Kamala Biden Inauguration Moments BeLatina Latinx
Photo courtesy of AP.

January 20, 2021, the country celebrated the 46th President of the United States at the traditional Inauguration Ceremony. However, Joe Biden wasn’t precisely the most memorable image of the day, but rather the women who stood on stage surrounding him.

Michelle Obama’s Entry

Michelle Obama, the former first lady, in a magenta-colored jacket with a matching monochromatic turtleneck sweater, and the best part of it all- wide-leg trousers. Where is the outfit from? Sergio Hudson, a Black designer based in South Carolina who also dressed Vice President Kamala Harris for the inauguration. Why magenta? It is the color that represents bipartisanship.

A Historic Vice Presidency

Vice President Kamala Harris is the first female, Black and South Asian to hold this position. What she wore today was also significant. Harris wore pieces from Christopher John Rogers and Sergio Hudson, topping it off with Wilfredo Rosado’s signature pearls. Rogers is a designer based in Brooklyn, originally from Baton Rouge, Louisiana. Additionally, the purple color she wore was representative of the suffragette movement, which means “the color of loyalty, constancy to purpose, unswerving steadfastness to a cause,”  and a reflection of the first Black woman elected to Congress, Shirley Chisholm.

Diversity and Women’s Empowerment

Vice President Kamala Harris was sworn in by the first Latina Justice, Sonia Sotomayor. Though the moment was short, it marked a new era for the country where women are closer to equality than we have ever imagined. 

JLo Almost Made It

Jennifer Lopez performed at the ceremony, singing ‘This Land Is Your Land,’ and after transitioning to ‘America the Beautiful.’ The transition was from her 2000 song ‘Let’s Get Loud,’ which drew many critiques, and frankly, we still don’t understand what she was thinking. Finally, she said the Pledge of Alliance in Spanish, representing all the Latinos in the country. 
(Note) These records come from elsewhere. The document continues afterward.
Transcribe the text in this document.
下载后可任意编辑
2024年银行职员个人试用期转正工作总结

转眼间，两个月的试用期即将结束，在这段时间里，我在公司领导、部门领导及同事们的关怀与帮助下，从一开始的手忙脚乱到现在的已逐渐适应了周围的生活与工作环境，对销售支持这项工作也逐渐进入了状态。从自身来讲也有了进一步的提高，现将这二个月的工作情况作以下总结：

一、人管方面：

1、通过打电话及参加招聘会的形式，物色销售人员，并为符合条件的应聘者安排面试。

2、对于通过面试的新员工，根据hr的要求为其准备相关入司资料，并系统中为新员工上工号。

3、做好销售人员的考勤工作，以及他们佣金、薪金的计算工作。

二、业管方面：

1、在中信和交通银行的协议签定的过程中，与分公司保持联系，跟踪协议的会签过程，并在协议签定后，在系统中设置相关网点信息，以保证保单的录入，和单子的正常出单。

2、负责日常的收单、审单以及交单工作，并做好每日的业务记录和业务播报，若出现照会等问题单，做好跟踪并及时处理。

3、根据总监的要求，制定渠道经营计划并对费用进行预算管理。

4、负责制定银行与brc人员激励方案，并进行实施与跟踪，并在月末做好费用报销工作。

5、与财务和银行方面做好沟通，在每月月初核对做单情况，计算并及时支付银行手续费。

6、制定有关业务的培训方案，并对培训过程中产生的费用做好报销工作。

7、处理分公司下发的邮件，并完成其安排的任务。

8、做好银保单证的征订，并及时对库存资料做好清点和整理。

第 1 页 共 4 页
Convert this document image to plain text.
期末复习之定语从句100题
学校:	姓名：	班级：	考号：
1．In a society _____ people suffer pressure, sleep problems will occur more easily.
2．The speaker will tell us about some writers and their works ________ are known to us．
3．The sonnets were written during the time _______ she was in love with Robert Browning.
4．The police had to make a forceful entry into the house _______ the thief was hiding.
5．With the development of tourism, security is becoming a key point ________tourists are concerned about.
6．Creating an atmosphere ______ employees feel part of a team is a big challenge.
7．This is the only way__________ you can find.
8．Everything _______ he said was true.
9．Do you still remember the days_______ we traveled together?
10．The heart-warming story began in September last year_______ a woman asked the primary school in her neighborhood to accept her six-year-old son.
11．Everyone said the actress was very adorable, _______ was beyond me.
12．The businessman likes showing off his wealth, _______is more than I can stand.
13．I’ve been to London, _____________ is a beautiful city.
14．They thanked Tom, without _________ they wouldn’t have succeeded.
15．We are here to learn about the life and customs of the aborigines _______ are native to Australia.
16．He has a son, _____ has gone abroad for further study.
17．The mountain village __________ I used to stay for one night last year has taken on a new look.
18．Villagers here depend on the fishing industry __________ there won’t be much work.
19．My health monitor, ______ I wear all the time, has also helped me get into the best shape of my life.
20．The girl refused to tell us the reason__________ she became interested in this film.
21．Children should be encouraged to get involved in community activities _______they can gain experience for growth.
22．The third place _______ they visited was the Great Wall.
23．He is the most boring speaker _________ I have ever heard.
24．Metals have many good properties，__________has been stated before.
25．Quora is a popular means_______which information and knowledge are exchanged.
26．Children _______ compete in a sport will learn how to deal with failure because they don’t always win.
The Promise of a Young Poet

Saving the best for last was Amanda Gorman. At 22-years-old, she became the youngest inaugural poet. Her recitation of ‘The Hill We Climb’ embodied a Black woman’s struggle, with hope for the future. Her verses “envision a way in which our country can still come together and can still heal,” she told The New York Times in an interview. Coinciding with the new administration’s plan for the country’s future, Gorman hit the nail, saying: ‘A nation that isn’t broken, but simply unfinished.’

Truly a memorable day for all women, especially Black women, the inauguration was not so much about the 46th president; it was about how women have shattered through glass ceilings and are seeing the hard work pay off.